So many lessons that I forced myself to work through on days when I really didn’t feel like I had anything left; silent battles that left me depleted, broken and feeling so worthless.
But I refused to quit. I fought for my family, for my children and mostly, I fought for me. The battle has been long and I’ve begged for relief and answers when the blackness seemed surely to destroy me. And just now, after a long year, those answers are beginning to show up.
Slowly, as I continue to heal, I will share my journey because I know there are others who know and understand this kind of journey, this unimaginable pain. I also believe with my whole heart that nothing, not one tear, not one hurt is wasted in God’s economy. As I trudge through the mire and place one foot in front of the other to climb out of this pit, I wear the scars of self-awareness, wounds of my own unhealthy responses and reactions, and the understanding of triggers and years of trauma.
The dawning of 2020 will bring hope and strength. I know my battles are far from over. But I know my hard fought-for answers will equip me as I continue to fight for my healing, my family, my future, and the right way to conclude a failed marriage.
So raise a glass with me to new beginnings, to hope and the faithfulness of a Savior who never leaves us.
Here’s to 2020 and clearer vision for the road ahead!
No emoji, no comment can adequately express how much I hurt with you. You are a jewel. Blessed are they who mourn for they shall be comforted. Lord, I pray that Cyndi would feel Your loving arms around her every day of 2020.
Ann, thank you so very much for your support and prayers <3
Cyndi I cannot imagine the hurt and all the other emotions you have and are going thru but I know our Lord and Savior knows your heart and hears your prayers. Thru you’re posts I have seen strength, determination and incredible accomplishments. You will get thru this . Have a blessed 2020!!
Tammy, thank you so much. It’s been rough for sure but yes, the Lord has been faithful through all of this. Never thought i’d be here after 34 years of marriage but the Lord knew and i know He has great things in store!
These words were hard for me to read. My heart hurts for you & your sweet family. You are a strong woman for sure! Blessings for all of the new years ahead of you.
Jennifer, thank you. I look forward to reconnecting this year and i love that you’re into all the herbal stuff 🙂
Happy 2020 to you!!!
You are the strongest woman that I know. Praying that 2020 will bring you blessings beyond measure, an unmistakable peace with the life God is leading you into, and a knowing that you are loved. I will be praying with you this year.

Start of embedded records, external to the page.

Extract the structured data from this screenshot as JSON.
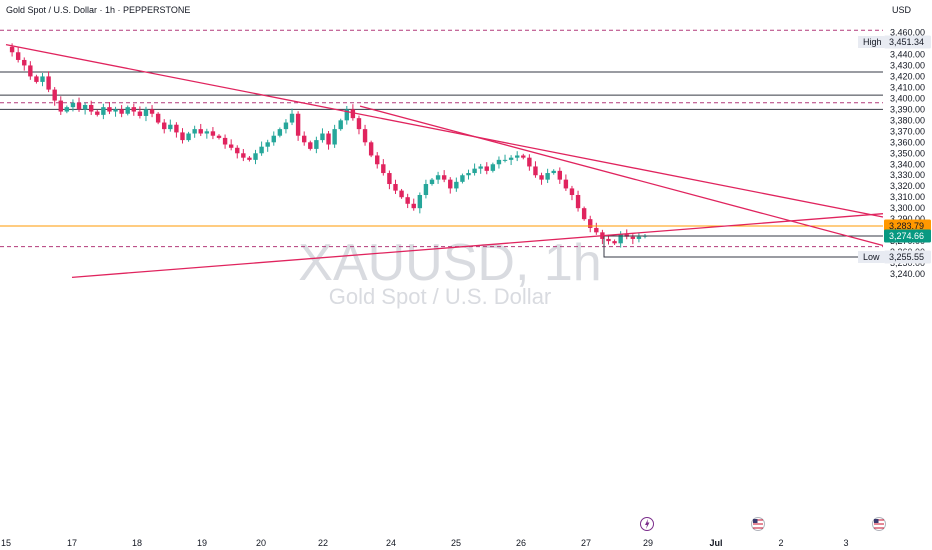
{
  "header": {
    "title": "Gold Spot / U.S. Dollar · 1h · PEPPERSTONE",
    "currency": "USD"
  },
  "watermark": {
    "symbol": "XAUUSD, 1h",
    "description": "Gold Spot / U.S. Dollar"
  },
  "colors": {
    "up": "#26a69a",
    "down": "#e0245e",
    "trendline": "#e0245e",
    "level_line": "#363a45",
    "orange_line": "#ff9800",
    "current_price": "#089981",
    "dashed_line": "#b23a7a"
  },
  "chart_data": {
    "type": "candlestick",
    "x_tick_labels": [
      "15",
      "17",
      "18",
      "19",
      "20",
      "22",
      "24",
      "25",
      "26",
      "27",
      "29",
      "Jul",
      "2",
      "3"
    ],
    "y_tick_labels": [
      "3,460.00",
      "3,450.00",
      "3,440.00",
      "3,430.00",
      "3,420.00",
      "3,410.00",
      "3,400.00",
      "3,390.00",
      "3,380.00",
      "3,370.00",
      "3,360.00",
      "3,350.00",
      "3,340.00",
      "3,330.00",
      "3,320.00",
      "3,310.00",
      "3,300.00",
      "3,290.00",
      "3,280.00",
      "3,270.00",
      "3,260.00",
      "3,250.00",
      "3,240.00"
    ],
    "ylim": [
      3236,
      3465
    ],
    "close_path": [
      3447,
      3442,
      3435,
      3430,
      3420,
      3415,
      3420,
      3408,
      3398,
      3388,
      3392,
      3396,
      3390,
      3394,
      3388,
      3385,
      3392,
      3388,
      3390,
      3386,
      3392,
      3388,
      3384,
      3390,
      3386,
      3378,
      3372,
      3376,
      3369,
      3362,
      3368,
      3372,
      3368,
      3370,
      3366,
      3364,
      3358,
      3355,
      3350,
      3346,
      3344,
      3350,
      3356,
      3360,
      3366,
      3372,
      3378,
      3386,
      3366,
      3360,
      3354,
      3362,
      3368,
      3358,
      3372,
      3380,
      3390,
      3382,
      3372,
      3360,
      3348,
      3340,
      3332,
      3322,
      3316,
      3310,
      3304,
      3300,
      3312,
      3322,
      3326,
      3330,
      3326,
      3318,
      3324,
      3330,
      3332,
      3336,
      3338,
      3334,
      3340,
      3344,
      3344,
      3346,
      3348,
      3346,
      3338,
      3330,
      3326,
      3332,
      3334,
      3326,
      3318,
      3312,
      3300,
      3290,
      3282,
      3278,
      3272,
      3270,
      3268,
      3276,
      3274,
      3272,
      3274,
      3275
    ],
    "price_levels": [
      {
        "label": "High",
        "value": "3,451.34"
      },
      {
        "label": "",
        "value": "3,283.79"
      },
      {
        "label": "",
        "value": "3,274.66"
      },
      {
        "label": "Low",
        "value": "3,255.55"
      }
    ],
    "horizontal_lines": [
      3424,
      3403,
      3390
    ],
    "dashed_lines": [
      3462,
      3396,
      3265
    ],
    "trendlines": [
      {
        "from": [
          "15",
          3449
        ],
        "to": [
          "3",
          3292
        ]
      },
      {
        "from": [
          "23",
          3393
        ],
        "to": [
          "3",
          3266
        ]
      },
      {
        "from": [
          "17",
          3237
        ],
        "to": [
          "3",
          3295
        ]
      }
    ],
    "events": [
      {
        "date": "29",
        "icon": "lightning-icon"
      },
      {
        "date": "1",
        "icon": "us-flag-icon"
      },
      {
        "date": "3",
        "icon": "us-flag-icon"
      }
    ],
    "grid": false
  }
}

Melia, thank you so much for your kind and encouraging words! The Lord is faithful and even though i question His timing at times, I know it is perfect. Thank you for your prayer <3 Wishing you and your a fabulous 2020!!
Cyndi, I did not know. I am devastated for you. Thank you for sharing this most awful of challenges. You will be back to blooming and growing in 2020. Love & peace.
Thank you so much, Janisse. Thank you for your support and encouragement. It’s taken a year for me to finally feel strong enough to share. 2020 is indeed going to be a great year and i’m excited!